A PRE-TRAINING METHOD FOR 3D BUILDING POINT CLOUD SEMANTIC SEGMENTATION
Keywords: 3D Building Point Cloud, Deep Learning, Fine-tune, Pre-training, Transfer Learning
Abstract. As a result of the success of Deep Learning (DL) techniques, DL-based approaches for extracting information from 3D building point clouds have evolved in recent years. Despite noteworthy progress in existing methods for interpreting point clouds, the excessive cost of annotating 3D data has resulted in DL-based 3D point cloud understanding tasks still lagging those for 2D images. The notion that pre-training a network on a large source dataset may help enhance performance after it is fine-tuned on the target task and dataset has proved vital in numerous tasks in the Natural Language Processing (NLP) domain.
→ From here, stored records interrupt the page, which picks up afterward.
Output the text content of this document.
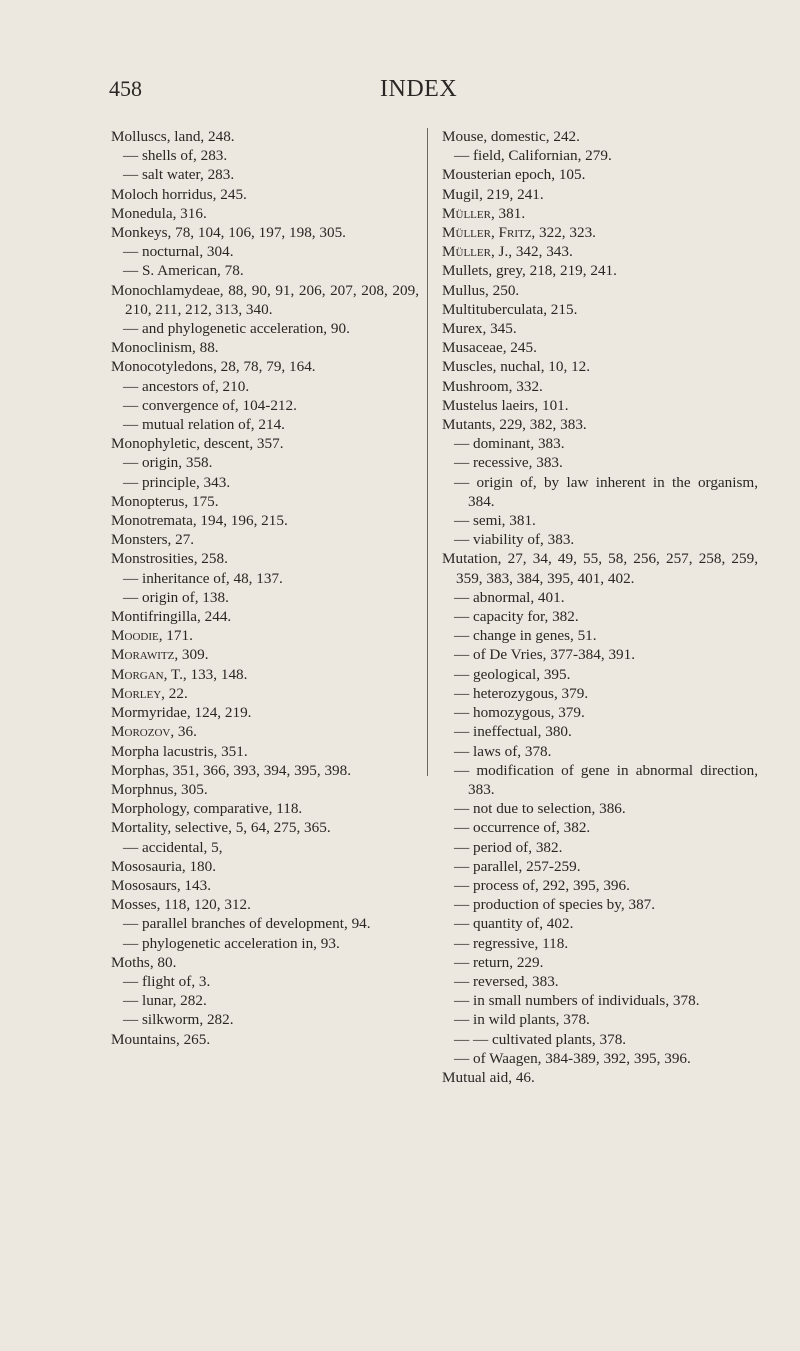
458	INDEX
Molluscs, land, 248.
— shells of, 283.
— salt water, 283.
Moloch horridus, 245.
Monedula, 316.
Monkeys, 78, 104, 106, 197, 198, 305.
— nocturnal, 304.
— S. American, 78.
Monochlamydeae, 88, 90, 91, 206, 207, 208, 209, 210, 211, 212, 313, 340.
— and phylogenetic acceleration, 90.
Monoclinism, 88.
Monocotyledons, 28, 78, 79, 164.
— ancestors of, 210.
— convergence of, 104-212.
— mutual relation of, 214.
Monophyletic, descent, 357.
— origin, 358.
— principle, 343.
Monopterus, 175.
Monotremata, 194, 196, 215.
Monsters, 27.
Monstrosities, 258.
— inheritance of, 48, 137.
— origin of, 138.
Montifringilla, 244.
Moodie, 171.
Morawitz, 309.
Morgan, T., 133, 148.
Morley, 22.
Mormyridae, 124, 219.
Morozov, 36.
Morpha lacustris, 351.
Morphas, 351, 366, 393, 394, 395, 398.
Morphnus, 305.
Morphology, comparative, 118.
Mortality, selective, 5, 64, 275, 365.
— accidental, 5,
Mososauria, 180.
Mososaurs, 143.
Mosses, 118, 120, 312.
— parallel branches of development, 94.
— phylogenetic acceleration in, 93.
Moths, 80.
— flight of, 3.
— lunar, 282.
— silkworm, 282.
Mountains, 265.
Mouse, domestic, 242.
— field, Californian, 279.
Mousterian epoch, 105.
Mugil, 219, 241.
Müller, 381.
Müller, Fritz, 322, 323.
Müller, J., 342, 343.
Mullets, grey, 218, 219, 241.
Mullus, 250.
Multituberculata, 215.
Murex, 345.
Musaceae, 245.
Muscles, nuchal, 10, 12.
Mushroom, 332.
Mustelus laeirs, 101.
Mutants, 229, 382, 383.
— dominant, 383.
— recessive, 383.
— origin of, by law inherent in the organism, 384.
— semi, 381.
— viability of, 383.
Mutation, 27, 34, 49, 55, 58, 256, 257, 258, 259, 359, 383, 384, 395, 401, 402.
— abnormal, 401.
— capacity for, 382.
— change in genes, 51.
— of De Vries, 377-384, 391.
— geological, 395.
— heterozygous, 379.
— homozygous, 379.
— ineffectual, 380.
— laws of, 378.
— modification of gene in abnormal direction, 383.
— not due to selection, 386.
— occurrence of, 382.
— period of, 382.
— parallel, 257-259.
— process of, 292, 395, 396.
— production of species by, 387.
— quantity of, 402.
— regressive, 118.
— return, 229.
— reversed, 383.
— in small numbers of individuals, 378.
— in wild plants, 378.
— — cultivated plants, 378.
— of Waagen, 384-389, 392, 395, 396.
Mutual aid, 46.
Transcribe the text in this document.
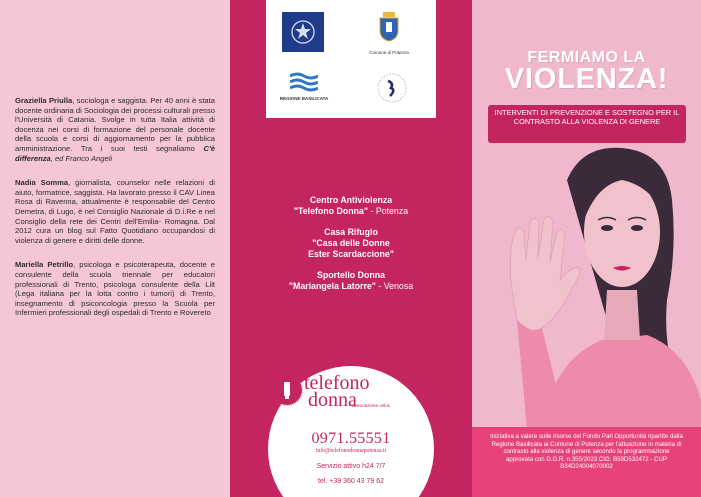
Graziella Priulla, sociologa e saggista. Per 40 anni è stata docente ordinaria di Sociologia dei processi culturali presso l'Università di Catania. Svolge in tutta Italia attività di docenza nei corsi di formazione del personale docente della scuola e corsi di aggiornamento per la pubblica amministrazione. Tra i suoi testi segnaliamo C'è differenza, ed Franco Angeli

Nadia Somma, giornalista, counselor nelle relazioni di aiuto, formatrice, saggista. Ha lavorato presso il CAV Linea Rosa di Ravenna, attualmente è responsabile del Centro Demetra, di Lugo, è nel Consiglio Nazionale di D.i.Re e nel Consiglio della rete dei Centri dell'Emilia- Romagna. Dal 2012 cura un blog sul Fatto Quotidiano occupandosi di violenza di genere e diritti delle donne.

Mariella Petrillo, psicologa e psicoterapeuta, docente e consulente della scuola triennale per educatori professionali di Trento, psicologa consulente della Lilt (Lega italiana per la lotta contro i tumori) di Trento, insegnamento di psiconcologia presso la Scuola per Infermieri professionali degli ospedali di Trento e Rovereto

Comune di Potenza
REGIONE BASILICATA
Centro Antiviolenza
"Telefono Donna" - Potenza
Casa Rifugio
"Casa delle Donne
Ester Scardaccione"
Sportello Donna
"Mariangela Latorre" - Venosa
telefono
donna
associazione onlus
0971.55551
info@telefonodonnapotenza.it
Servizio attivo h24 7/7
tel. +39 360 43 79 62
FERMIAMO LA
VIOLENZA!
INTERVENTI DI PREVENZIONE E SOSTEGNO PER IL CONTRASTO ALLA VIOLENZA DI GENERE
Iniziativa a valere sulle risorse del Fondo Pari Opportunità ripartite dalla Regione Basilicata ai Comune di Potenza per l'attuazione in materia di contrasto alla violenza di genere secondo la programmazione approvata con D.G.R. n.355/2023 CIG: B59D532472 - CUP B34D24004070002
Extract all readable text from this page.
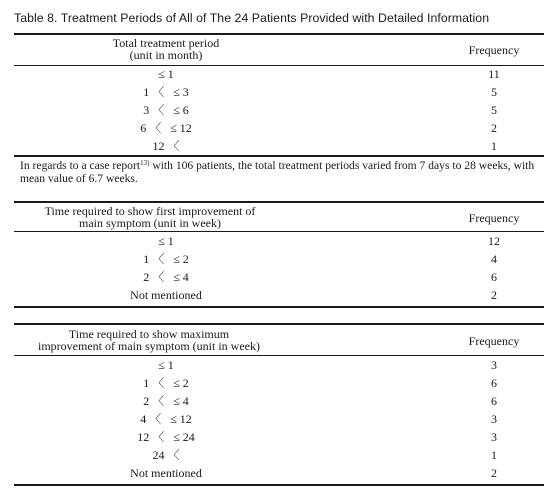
Table 8. Treatment Periods of All of The 24 Patients Provided with Detailed Information
Total treatment period
(unit in month)	Frequency
≤ 1	11
1 〈   ≤ 3	5
3 〈   ≤ 6	5
6 〈   ≤ 12	2
12 〈	1
In regards to a case report$^{13)}$ with 106 patients, the total treatment periods varied from 7 days to 28 weeks, with mean value of 6.7 weeks.
Time required to show first improvement of
main symptom (unit in week)	Frequency
≤ 1	12
1 〈   ≤ 2	4
2 〈   ≤ 4	6
Not mentioned	2
Time required to show maximum
improvement of main symptom (unit in week)	Frequency
≤ 1	3
1 〈   ≤ 2	6
2 〈   ≤ 4	6
4 〈   ≤ 12	3
12 〈   ≤ 24	3
24 〈	1
Not mentioned	2
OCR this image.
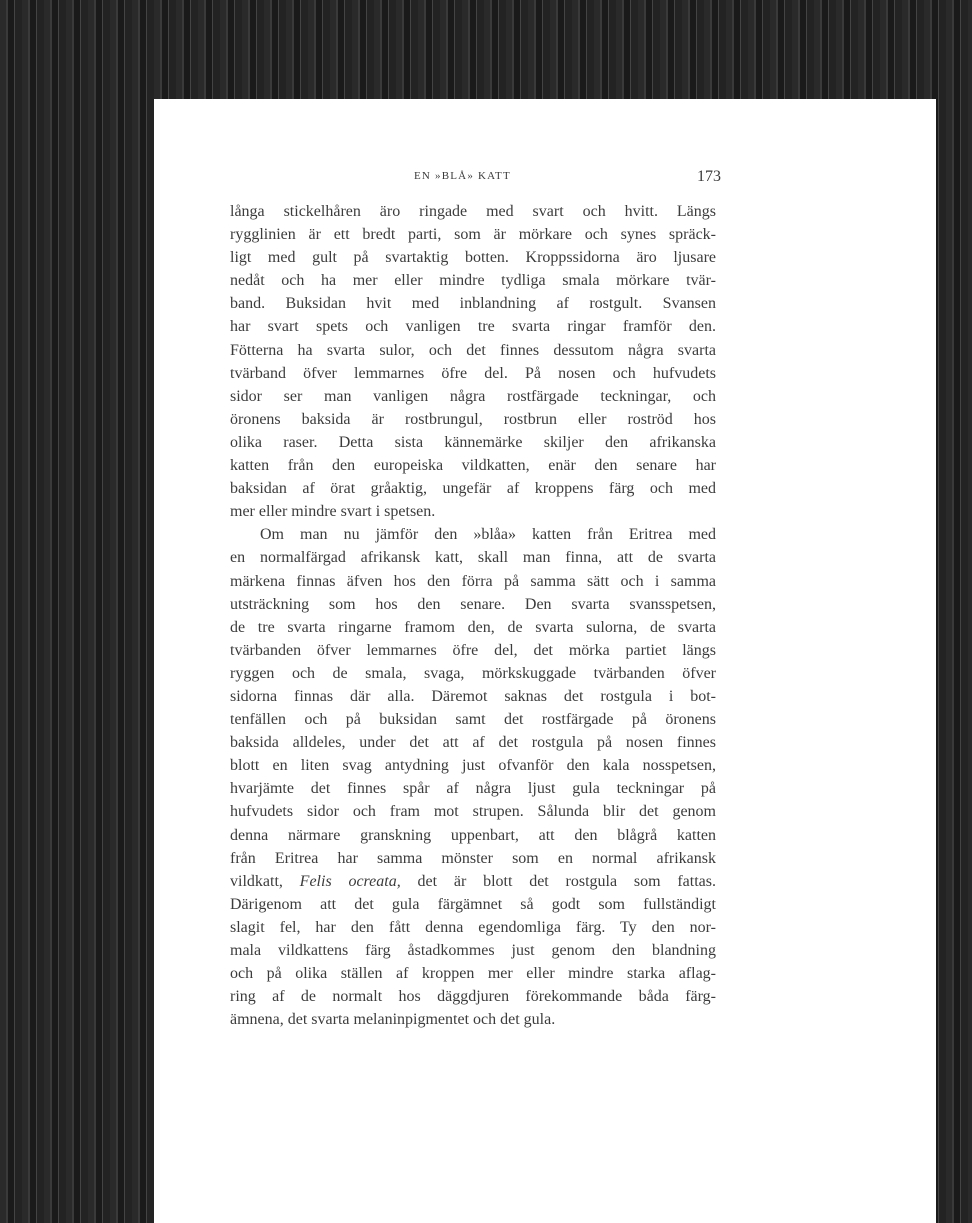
EN »BLÅ» KATT	173
långa stickelhåren äro ringade med svart och hvitt. Längs
rygglinien är ett bredt parti, som är mörkare och synes spräck-
ligt med gult på svartaktig botten. Kroppssidorna äro ljusare
nedåt och ha mer eller mindre tydliga smala mörkare tvär-
band. Buksidan hvit med inblandning af rostgult. Svansen
har svart spets och vanligen tre svarta ringar framför den.
Fötterna ha svarta sulor, och det finnes dessutom några svarta
tvärband öfver lemmarnes öfre del. På nosen och hufvudets
sidor ser man vanligen några rostfärgade teckningar, och
öronens baksida är rostbrungul, rostbrun eller roströd hos
olika raser. Detta sista kännemärke skiljer den afrikanska
katten från den europeiska vildkatten, enär den senare har
baksidan af örat gråaktig, ungefär af kroppens färg och med
mer eller mindre svart i spetsen.
Om man nu jämför den »blåa» katten från Eritrea med
en normalfärgad afrikansk katt, skall man finna, att de svarta
märkena finnas äfven hos den förra på samma sätt och i samma
utsträckning som hos den senare. Den svarta svansspetsen,
de tre svarta ringarne framom den, de svarta sulorna, de svarta
tvärbanden öfver lemmarnes öfre del, det mörka partiet längs
ryggen och de smala, svaga, mörkskuggade tvärbanden öfver
sidorna finnas där alla. Däremot saknas det rostgula i bot-
tenfällen och på buksidan samt det rostfärgade på öronens
baksida alldeles, under det att af det rostgula på nosen finnes
blott en liten svag antydning just ofvanför den kala nosspetsen,
hvarjämte det finnes spår af några ljust gula teckningar på
hufvudets sidor och fram mot strupen. Sålunda blir det genom
denna närmare granskning uppenbart, att den blågrå katten
från Eritrea har samma mönster som en normal afrikansk
vildkatt, Felis ocreata, det är blott det rostgula som fattas.
Därigenom att det gula färgämnet så godt som fullständigt
slagit fel, har den fått denna egendomliga färg. Ty den nor-
mala vildkattens färg åstadkommes just genom den blandning
och på olika ställen af kroppen mer eller mindre starka aflag-
ring af de normalt hos däggdjuren förekommande båda färg-
ämnena, det svarta melaninpigmentet och det gula.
This paper proposes a straightforward but effective pre-training method for 3D building point clouds that learns from a large source dataset. Specifically, it first learns the ability of semantic segmentation by pre-training on a cross-domain source Stanford 3D Indoor Scene Dataset. It then initialises the downstream networks with the pre-trained weights. Finally, the models are fine-tuned with the target building scenes obtained from the ArCH benchmarking dataset. Our paper evaluates the proposed method by employing four fully supervised networks as backbones. The results of two pipelines are compared between training from scratch and pre-training. The results illustrate that pre-training on the source dataset can consistently improve the performance of the target dataset with an average gain of 3.9%.